After some time for it to sink (there’s a pun there… get it?) in, I think the message of this ad is ‘cool’. As in, I can rent Scottie Pippin’s house? Cool! Look how you can throw baskets from the master bedroom that overlooks the indoor basketball court!! Cool! I can actually live like a celebrity, even for just a few days? Cool!
This is all just so… Cool!
It is designed to break down expectations, and make people who haven’t or would never look at AirBnB to give the site a visit and look through it to see what other ‘cool’ things could be found.
It’s like when a Ford dealer brings in a Lamborghini and puts it on display in the dealership. None of their customers can actually afford one, and they don’t expect to sell it, but it sure creates interest and it gets people talking!
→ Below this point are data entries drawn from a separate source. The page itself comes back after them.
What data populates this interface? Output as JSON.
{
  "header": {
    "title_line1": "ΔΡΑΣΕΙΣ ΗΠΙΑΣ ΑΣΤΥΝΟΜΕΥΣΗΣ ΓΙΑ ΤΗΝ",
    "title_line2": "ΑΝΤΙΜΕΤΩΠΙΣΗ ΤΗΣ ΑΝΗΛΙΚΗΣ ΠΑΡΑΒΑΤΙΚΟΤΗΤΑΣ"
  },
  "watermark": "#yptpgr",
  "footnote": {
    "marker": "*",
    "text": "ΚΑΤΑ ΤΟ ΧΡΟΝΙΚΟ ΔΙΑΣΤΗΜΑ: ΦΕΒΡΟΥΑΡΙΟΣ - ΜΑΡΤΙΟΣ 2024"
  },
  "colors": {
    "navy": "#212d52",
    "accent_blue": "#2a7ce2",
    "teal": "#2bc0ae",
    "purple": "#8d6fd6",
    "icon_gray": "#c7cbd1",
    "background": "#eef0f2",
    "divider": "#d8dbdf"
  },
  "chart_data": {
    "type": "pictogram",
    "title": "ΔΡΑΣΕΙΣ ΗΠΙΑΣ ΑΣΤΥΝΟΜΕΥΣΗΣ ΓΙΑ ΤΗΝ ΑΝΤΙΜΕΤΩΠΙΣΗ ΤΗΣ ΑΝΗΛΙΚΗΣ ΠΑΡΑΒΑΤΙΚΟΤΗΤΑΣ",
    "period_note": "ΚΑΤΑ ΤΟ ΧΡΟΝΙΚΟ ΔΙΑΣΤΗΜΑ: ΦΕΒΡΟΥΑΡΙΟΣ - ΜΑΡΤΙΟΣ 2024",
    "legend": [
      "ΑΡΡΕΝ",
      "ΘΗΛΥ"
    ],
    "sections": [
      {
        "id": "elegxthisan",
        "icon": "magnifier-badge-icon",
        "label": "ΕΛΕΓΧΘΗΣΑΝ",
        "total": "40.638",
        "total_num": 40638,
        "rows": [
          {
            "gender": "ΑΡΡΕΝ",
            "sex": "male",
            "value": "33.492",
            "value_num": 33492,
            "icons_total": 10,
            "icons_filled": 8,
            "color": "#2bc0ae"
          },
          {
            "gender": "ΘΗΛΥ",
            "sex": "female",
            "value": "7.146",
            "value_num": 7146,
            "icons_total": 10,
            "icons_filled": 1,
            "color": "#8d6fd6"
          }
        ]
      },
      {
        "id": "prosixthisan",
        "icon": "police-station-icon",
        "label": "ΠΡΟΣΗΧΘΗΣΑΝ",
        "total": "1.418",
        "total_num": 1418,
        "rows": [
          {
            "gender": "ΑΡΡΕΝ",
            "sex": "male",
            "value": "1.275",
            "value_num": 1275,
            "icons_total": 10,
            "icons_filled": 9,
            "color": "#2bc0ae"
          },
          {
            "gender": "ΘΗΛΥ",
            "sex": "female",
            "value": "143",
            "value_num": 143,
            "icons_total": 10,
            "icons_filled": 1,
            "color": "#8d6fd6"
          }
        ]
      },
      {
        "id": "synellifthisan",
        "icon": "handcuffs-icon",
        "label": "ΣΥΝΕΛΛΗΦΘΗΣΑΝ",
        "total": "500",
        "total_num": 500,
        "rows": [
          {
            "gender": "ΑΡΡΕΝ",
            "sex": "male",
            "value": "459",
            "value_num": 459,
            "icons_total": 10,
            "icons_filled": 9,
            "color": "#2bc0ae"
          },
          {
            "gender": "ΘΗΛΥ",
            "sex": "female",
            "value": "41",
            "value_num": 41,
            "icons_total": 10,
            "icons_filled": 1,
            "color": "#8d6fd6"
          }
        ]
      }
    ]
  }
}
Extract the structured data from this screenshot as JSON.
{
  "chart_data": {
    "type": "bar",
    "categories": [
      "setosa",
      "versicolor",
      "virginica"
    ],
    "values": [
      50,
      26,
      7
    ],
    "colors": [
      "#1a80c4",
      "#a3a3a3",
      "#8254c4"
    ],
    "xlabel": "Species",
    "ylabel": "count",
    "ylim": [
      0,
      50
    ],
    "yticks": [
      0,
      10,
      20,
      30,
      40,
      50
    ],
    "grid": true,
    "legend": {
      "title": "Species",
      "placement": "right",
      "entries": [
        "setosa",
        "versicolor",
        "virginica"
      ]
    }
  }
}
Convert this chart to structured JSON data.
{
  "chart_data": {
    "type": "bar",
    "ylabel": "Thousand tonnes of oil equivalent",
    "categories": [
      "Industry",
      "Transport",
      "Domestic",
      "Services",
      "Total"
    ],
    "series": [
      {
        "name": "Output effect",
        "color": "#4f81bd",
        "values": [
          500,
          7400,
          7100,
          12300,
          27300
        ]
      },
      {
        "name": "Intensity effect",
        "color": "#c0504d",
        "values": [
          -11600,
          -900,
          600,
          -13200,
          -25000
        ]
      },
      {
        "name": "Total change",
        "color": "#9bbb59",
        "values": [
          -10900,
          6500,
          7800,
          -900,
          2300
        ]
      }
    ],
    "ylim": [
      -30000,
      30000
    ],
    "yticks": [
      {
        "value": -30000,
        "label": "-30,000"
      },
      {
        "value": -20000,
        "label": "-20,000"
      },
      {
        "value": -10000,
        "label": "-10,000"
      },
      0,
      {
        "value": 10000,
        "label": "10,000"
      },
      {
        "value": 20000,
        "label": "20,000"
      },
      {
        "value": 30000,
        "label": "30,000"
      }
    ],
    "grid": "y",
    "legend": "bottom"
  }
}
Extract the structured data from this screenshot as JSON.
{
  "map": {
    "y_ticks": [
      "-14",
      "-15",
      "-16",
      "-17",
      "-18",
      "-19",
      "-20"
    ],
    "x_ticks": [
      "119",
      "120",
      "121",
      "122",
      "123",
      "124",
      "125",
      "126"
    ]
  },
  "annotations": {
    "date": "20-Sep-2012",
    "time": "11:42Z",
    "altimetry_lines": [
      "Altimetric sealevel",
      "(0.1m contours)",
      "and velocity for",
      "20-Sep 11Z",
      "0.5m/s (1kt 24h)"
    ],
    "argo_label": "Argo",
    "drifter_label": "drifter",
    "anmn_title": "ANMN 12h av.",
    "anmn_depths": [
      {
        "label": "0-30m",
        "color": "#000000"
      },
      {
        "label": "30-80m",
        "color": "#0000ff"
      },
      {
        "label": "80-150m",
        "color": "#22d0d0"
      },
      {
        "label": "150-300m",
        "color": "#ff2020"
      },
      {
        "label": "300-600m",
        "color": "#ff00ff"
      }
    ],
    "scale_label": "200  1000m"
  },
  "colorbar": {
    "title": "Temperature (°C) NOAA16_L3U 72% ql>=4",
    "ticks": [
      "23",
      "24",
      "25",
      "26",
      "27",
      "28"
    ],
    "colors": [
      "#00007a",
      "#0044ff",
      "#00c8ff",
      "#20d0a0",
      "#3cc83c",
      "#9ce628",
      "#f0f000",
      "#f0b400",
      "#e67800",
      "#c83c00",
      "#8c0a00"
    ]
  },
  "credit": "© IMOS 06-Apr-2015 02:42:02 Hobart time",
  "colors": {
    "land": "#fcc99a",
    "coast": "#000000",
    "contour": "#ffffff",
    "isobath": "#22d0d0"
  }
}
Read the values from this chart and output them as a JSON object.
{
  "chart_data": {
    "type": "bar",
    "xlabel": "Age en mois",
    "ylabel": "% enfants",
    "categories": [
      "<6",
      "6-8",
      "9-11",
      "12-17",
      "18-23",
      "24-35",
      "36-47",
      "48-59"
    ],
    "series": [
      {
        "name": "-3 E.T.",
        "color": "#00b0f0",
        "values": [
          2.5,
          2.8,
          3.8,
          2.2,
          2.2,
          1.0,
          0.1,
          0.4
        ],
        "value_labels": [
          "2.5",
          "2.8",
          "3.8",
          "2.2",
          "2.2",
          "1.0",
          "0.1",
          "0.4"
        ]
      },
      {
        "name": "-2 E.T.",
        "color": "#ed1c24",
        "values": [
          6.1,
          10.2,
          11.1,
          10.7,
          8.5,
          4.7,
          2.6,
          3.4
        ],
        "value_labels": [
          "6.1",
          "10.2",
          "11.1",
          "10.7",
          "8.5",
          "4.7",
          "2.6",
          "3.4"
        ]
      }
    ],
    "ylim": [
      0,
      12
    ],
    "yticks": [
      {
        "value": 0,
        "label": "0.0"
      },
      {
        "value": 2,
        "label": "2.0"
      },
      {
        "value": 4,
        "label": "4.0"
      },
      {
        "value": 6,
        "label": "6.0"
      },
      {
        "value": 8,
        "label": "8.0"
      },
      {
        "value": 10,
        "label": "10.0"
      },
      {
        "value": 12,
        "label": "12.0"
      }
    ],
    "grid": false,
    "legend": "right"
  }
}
Just as we have been here!
As VR owners and managers, concerned with PR and perceptions of our industry, we look at this very differently than others do. So ignore the silly things being said in the ad, they’re practically unimportant, step back and take a larger perspective.
From the humble beginnings of renting an air mattress in the corner of some stranger’s basement because you can’t afford a real hotel room… to being able to rent a celebrity mansion and live like most people never get to see, no less do? Wow! Has AirBnB ever changed! It’s grown up! It’s cool! It’s arrived! It’s something the cool, rich people use too!
(And by the way, cool rich people, buy some of our stock the next time you talk to your broker!)
The talk of house rules is the filler, an excuse to show different parts of the home. It doesn’t matter. The message is the owner, and the property… and through AirBnB you too can live like this! Even if only briefly as a guest, or as a cool property owner! Come join the cool kids on AirBnB!
That is the message that I think is being delivered here.